A Machine Learning Engineer’s Guide To The AI Act

ai act
ai act

On Wednesday June 14th, the European Parliament passed the EU Artificial Intelligence Act (AI Act). The EU Parliament, Commission and Council will now engage in a final trialog process to negotiate the final version of the law. This process will likely take a few months before the act officially becomes law. Much like how GDPR caused a global paradigm shift for data privacy, the AI Act will have a significant impact in the way organizations develop, deploy, and maintain their AI systems, while also paving the way for further regulatory action from other legislative bodies around the globe.

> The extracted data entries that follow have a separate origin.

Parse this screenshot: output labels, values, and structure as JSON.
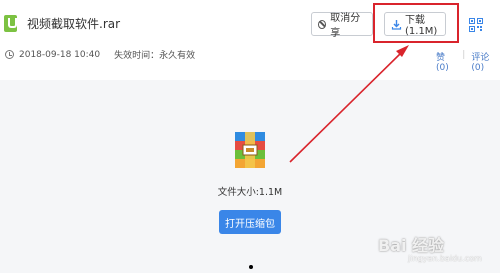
{
  "file": {
    "name": "视频截取软件.rar",
    "date": "2018-09-18 10:40",
    "expire_label": "失效时间：永久有效"
  },
  "actions": {
    "cancel_share": "取消分享",
    "download": "下载(1.1M)"
  },
  "social": {
    "like": "赞(0)",
    "divider": "|",
    "comment": "评论(0)"
  },
  "content": {
    "size_text": "文件大小:1.1M",
    "open_button": "打开压缩包"
  },
  "watermark": {
    "brand": "Bai 经验",
    "sub": "jingyan.baidu.com"
  },
  "colors": {
    "accent": "#3a86e8",
    "annotation": "#d9242c",
    "file_icon": "#7cc242"
  }
}
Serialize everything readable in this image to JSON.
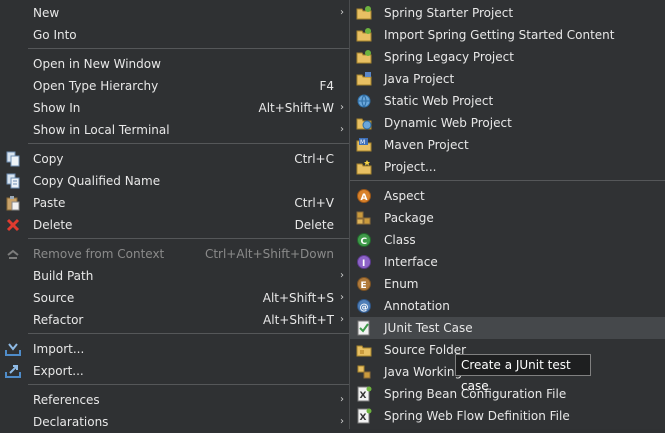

Machine learning engineers should not be expected to understand the full nuances of the regulation. That will be the responsibility of legal or compliance teams. AI/ML practitioners should be focused on innovating and driving new opportunities for efficiency and effectiveness. However, new responsibilities will emerge for these teams so a basic understanding of the regulatory requirements will be necessary.

Let’s start with one point of clarification about the AI Act: the regulation does not directly target the models themselves, as it’s impossible for regulations to keep up with the pace of AI research & development and model versioning. Instead, they will seek to regulate the people and the processes for how organizations develop and deploy their AI use cases. This means that the ‘day to day’ of machine learning and data science practitioners is about to go through a radical shift to ensure AI use cases are properly documented, reviewed, and monitored.